Gegensatz: Gesellschaft als ideeller Ausgangs- oder Endpunkt
Der Liberalismus argumentiert, dass die Menschen Mängelwesen sind und daher in Gemeinschaft leben. Schon unsere tierischen Vorfahren mussten in Gemeinschaften leben, um sich biologisch zu Menschen zu entwickeln und nahmen ihr biologisches Erbe, ihre Triebe und Instinkte mit in die menschliche Gesellschaft. Jeder Einzelne wird in die Gesellschaft hineingeboren. Das Neugeborene geht eine symbiotische Verbindung mit der Mutter ein (Klein-Gesellschaft) und diese ist bereits Mitglied der (Groß-)Gesellschaft. Gesellschaft ist ein Komplex11 von kleingemeinschaftlichen Gruppen, die Obergruppen bilden. Das Bestehen einer Gruppe ist an bestimmte Regeln gebunden, ohne die sie sich zersetzen würde.
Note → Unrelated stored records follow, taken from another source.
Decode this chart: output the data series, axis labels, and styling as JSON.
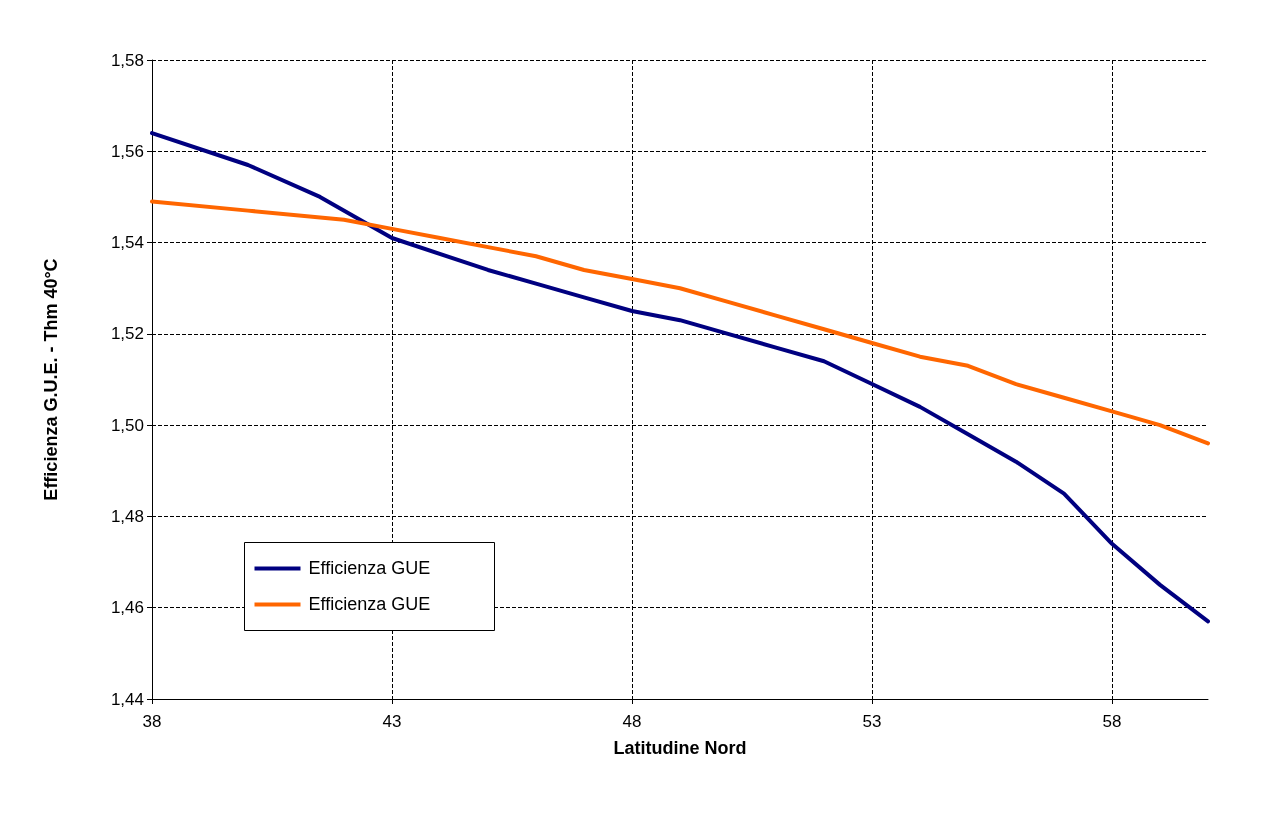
{
  "chart_data": {
    "type": "line",
    "xlabel": "Latitudine Nord",
    "ylabel": "Efficienza G.U.E. - Thm 40°C",
    "xlim": [
      38,
      60
    ],
    "xticks": [
      38,
      43,
      48,
      53,
      58
    ],
    "ylim": [
      1.44,
      1.58
    ],
    "yticks": [
      {
        "value": 1.44,
        "label": "1,44"
      },
      {
        "value": 1.46,
        "label": "1,46"
      },
      {
        "value": 1.48,
        "label": "1,48"
      },
      {
        "value": 1.5,
        "label": "1,50"
      },
      {
        "value": 1.52,
        "label": "1,52"
      },
      {
        "value": 1.54,
        "label": "1,54"
      },
      {
        "value": 1.56,
        "label": "1,56"
      },
      {
        "value": 1.58,
        "label": "1,58"
      }
    ],
    "grid": true,
    "legend": "bottom left",
    "marker": "none",
    "line_style": "solid",
    "series": [
      {
        "name": "Efficienza GUE",
        "color": "#000080",
        "x": [
          38,
          40,
          41.5,
          43,
          45,
          46,
          47,
          48,
          49,
          50,
          51,
          52,
          53,
          54,
          55,
          56,
          57,
          58,
          59,
          60
        ],
        "values": [
          1.564,
          1.557,
          1.55,
          1.541,
          1.534,
          1.531,
          1.528,
          1.525,
          1.523,
          1.52,
          1.517,
          1.514,
          1.509,
          1.504,
          1.498,
          1.492,
          1.485,
          1.474,
          1.465,
          1.457
        ]
      },
      {
        "name": "Efficienza GUE",
        "color": "#ff6600",
        "x": [
          38,
          40,
          42,
          43,
          44,
          45,
          46,
          47,
          48,
          49,
          50,
          51,
          52,
          53,
          54,
          55,
          56,
          57,
          58,
          59,
          60
        ],
        "values": [
          1.549,
          1.547,
          1.545,
          1.543,
          1.541,
          1.539,
          1.537,
          1.534,
          1.532,
          1.53,
          1.527,
          1.524,
          1.521,
          1.518,
          1.515,
          1.513,
          1.509,
          1.506,
          1.503,
          1.5,
          1.496
        ]
      }
    ]
  }
}
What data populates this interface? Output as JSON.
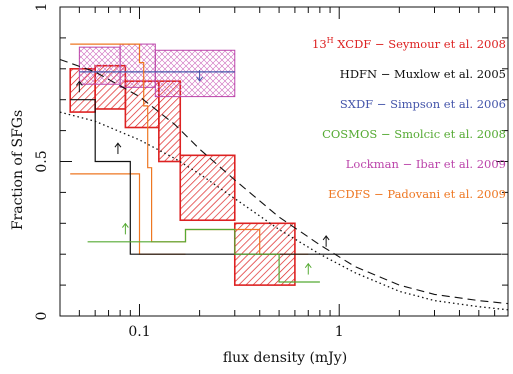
{
  "chart_data": {
    "type": "line",
    "title": "",
    "xlabel": "flux density (mJy)",
    "ylabel": "Fraction of SFGs",
    "x_scale": "log",
    "xlim": [
      0.04,
      7.0
    ],
    "ylim": [
      0,
      1
    ],
    "x_ticks": [
      {
        "value": 0.1,
        "label": "0.1"
      },
      {
        "value": 1,
        "label": "1"
      }
    ],
    "y_ticks": [
      {
        "value": 0,
        "label": "0"
      },
      {
        "value": 0.5,
        "label": "0.5"
      },
      {
        "value": 1,
        "label": "1"
      }
    ],
    "legend": {
      "placement": "top-right",
      "entries": [
        {
          "key": "xcdf",
          "sup": "H",
          "prefix": "13",
          "label": " XCDF − Seymour et al. 2008",
          "color": "#dd2222"
        },
        {
          "key": "hdfn",
          "sup": "",
          "prefix": "",
          "label": "HDFN − Muxlow et al. 2005",
          "color": "#111111"
        },
        {
          "key": "sxdf",
          "sup": "",
          "prefix": "",
          "label": "SXDF − Simpson et al. 2006",
          "color": "#4455aa"
        },
        {
          "key": "cosmos",
          "sup": "",
          "prefix": "",
          "label": "COSMOS − Smolcic et al. 2008",
          "color": "#55aa33"
        },
        {
          "key": "lockman",
          "sup": "",
          "prefix": "",
          "label": "Lockman − Ibar et al. 2009",
          "color": "#bb44aa"
        },
        {
          "key": "ecdfs",
          "sup": "",
          "prefix": "",
          "label": "ECDFS − Padovani et al. 2009",
          "color": "#ee7722"
        }
      ]
    },
    "series": [
      {
        "key": "xcdf",
        "style": "hatched-boxes",
        "color": "#dd2222",
        "bins": [
          {
            "x0": 0.045,
            "x1": 0.06,
            "y0": 0.66,
            "y1": 0.8
          },
          {
            "x0": 0.06,
            "x1": 0.085,
            "y0": 0.67,
            "y1": 0.81
          },
          {
            "x0": 0.085,
            "x1": 0.125,
            "y0": 0.61,
            "y1": 0.76
          },
          {
            "x0": 0.125,
            "x1": 0.16,
            "y0": 0.5,
            "y1": 0.76
          },
          {
            "x0": 0.16,
            "x1": 0.3,
            "y0": 0.31,
            "y1": 0.52
          },
          {
            "x0": 0.3,
            "x1": 0.6,
            "y0": 0.1,
            "y1": 0.3
          }
        ]
      },
      {
        "key": "lockman",
        "style": "crosshatched-band",
        "color": "#bb44aa",
        "bins": [
          {
            "x0": 0.05,
            "x1": 0.08,
            "y0": 0.75,
            "y1": 0.87
          },
          {
            "x0": 0.08,
            "x1": 0.12,
            "y0": 0.74,
            "y1": 0.88
          },
          {
            "x0": 0.12,
            "x1": 0.3,
            "y0": 0.71,
            "y1": 0.86
          }
        ]
      },
      {
        "key": "sxdf",
        "style": "step",
        "color": "#4455aa",
        "points": [
          [
            0.05,
            0.79
          ],
          [
            0.3,
            0.79
          ]
        ],
        "arrows": [
          {
            "x": 0.2,
            "y": 0.79,
            "dir": "down"
          }
        ]
      },
      {
        "key": "ecdfs",
        "style": "step",
        "color": "#ee7722",
        "points": [
          [
            0.045,
            0.88
          ],
          [
            0.1,
            0.88
          ],
          [
            0.1,
            0.82
          ],
          [
            0.105,
            0.82
          ],
          [
            0.105,
            0.68
          ],
          [
            0.11,
            0.68
          ],
          [
            0.11,
            0.48
          ],
          [
            0.115,
            0.48
          ],
          [
            0.115,
            0.24
          ],
          [
            0.17,
            0.24
          ],
          [
            0.17,
            0.28
          ],
          [
            0.4,
            0.28
          ],
          [
            0.4,
            0.2
          ],
          [
            0.7,
            0.2
          ]
        ],
        "extra": [
          [
            0.045,
            0.46
          ],
          [
            0.1,
            0.46
          ],
          [
            0.1,
            0.2
          ],
          [
            0.17,
            0.2
          ]
        ]
      },
      {
        "key": "hdfn",
        "style": "step",
        "color": "#111111",
        "points": [
          [
            0.045,
            0.7
          ],
          [
            0.06,
            0.7
          ],
          [
            0.06,
            0.5
          ],
          [
            0.09,
            0.5
          ],
          [
            0.09,
            0.2
          ],
          [
            6.5,
            0.2
          ]
        ],
        "arrows": [
          {
            "x": 0.05,
            "y": 0.73,
            "dir": "up"
          },
          {
            "x": 0.078,
            "y": 0.53,
            "dir": "up"
          },
          {
            "x": 0.86,
            "y": 0.23,
            "dir": "up"
          }
        ]
      },
      {
        "key": "cosmos",
        "style": "step",
        "color": "#55aa33",
        "points": [
          [
            0.055,
            0.24
          ],
          [
            0.17,
            0.24
          ],
          [
            0.17,
            0.28
          ],
          [
            0.3,
            0.28
          ],
          [
            0.3,
            0.2
          ],
          [
            0.5,
            0.2
          ],
          [
            0.5,
            0.11
          ],
          [
            0.8,
            0.11
          ]
        ],
        "arrows": [
          {
            "x": 0.085,
            "y": 0.27,
            "dir": "up"
          },
          {
            "x": 0.7,
            "y": 0.14,
            "dir": "up"
          }
        ]
      },
      {
        "key": "model-dashed",
        "style": "dashed",
        "color": "#111111",
        "points": [
          [
            0.04,
            0.83
          ],
          [
            0.06,
            0.79
          ],
          [
            0.1,
            0.71
          ],
          [
            0.15,
            0.62
          ],
          [
            0.2,
            0.54
          ],
          [
            0.3,
            0.44
          ],
          [
            0.5,
            0.32
          ],
          [
            0.8,
            0.23
          ],
          [
            1.2,
            0.16
          ],
          [
            2.0,
            0.1
          ],
          [
            3.0,
            0.07
          ],
          [
            5.0,
            0.05
          ],
          [
            7.0,
            0.04
          ]
        ]
      },
      {
        "key": "model-dotted",
        "style": "dotted",
        "color": "#111111",
        "points": [
          [
            0.04,
            0.66
          ],
          [
            0.06,
            0.63
          ],
          [
            0.1,
            0.57
          ],
          [
            0.15,
            0.51
          ],
          [
            0.2,
            0.46
          ],
          [
            0.3,
            0.38
          ],
          [
            0.5,
            0.28
          ],
          [
            0.8,
            0.2
          ],
          [
            1.2,
            0.14
          ],
          [
            2.0,
            0.08
          ],
          [
            3.0,
            0.05
          ],
          [
            5.0,
            0.03
          ],
          [
            7.0,
            0.02
          ]
        ]
      }
    ]
  }
}
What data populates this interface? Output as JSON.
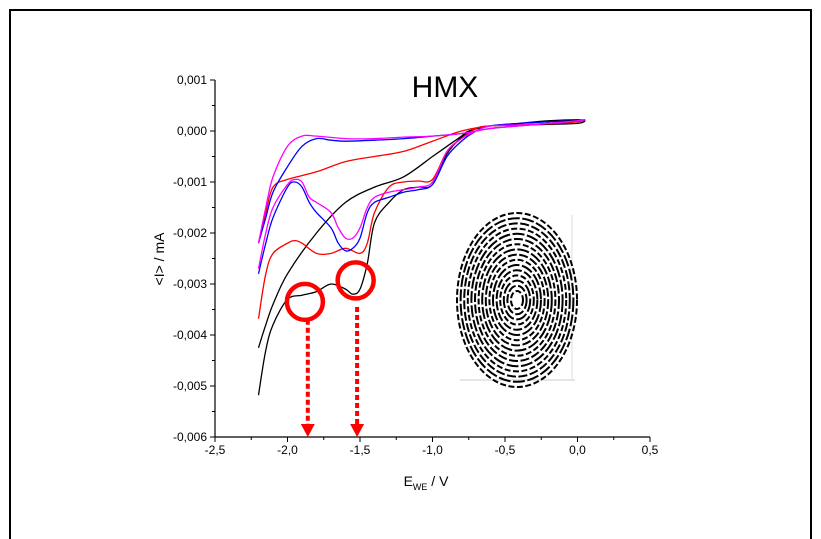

Die Regeln sind eine objektive Notwendigkeit zum Überleben für alle Gruppenmitglieder, die ohne die Vergesellschaftung nicht existieren können. Es ist daher für jeden existenziell notwendig, die Regeln der Gruppe anzuerkennen. Recht ist immer historisch und gesellschaftlich. Sie basiert auf Konvention. Der Rechtsbegriff ist außerhalb von gesellschaftlichen Bezügen inhaltsleer. Es gibt kein Naturrecht, nur Gesellschaftsrecht. Daher ist der Begriff des „Selbsteigentums“ keine rechtliche Idee, sondern ein Mythos. Und auch die Freiheit des Menschen muss gewahrt und durchgesetzt werden, wozu es Konventionen, Recht und erzwingbares Gesetz geben muss, folglich eine Gesellschaftsordnung. Der Rechtsstaat ist der allgemeine Regelrahmen der Gesellschaft. Für die Liberalen dient der Staat dem Funktionieren der Gesellschaft. Ausgangs- und Bezugspunkt aller Überlegungen ist aber stets der einzelne Mensch in seiner sozialen Gebundenheit. Er hat sich spontan über eine jahrtausendelange Geschichte herausgebildet, weil er den Menschen nützt.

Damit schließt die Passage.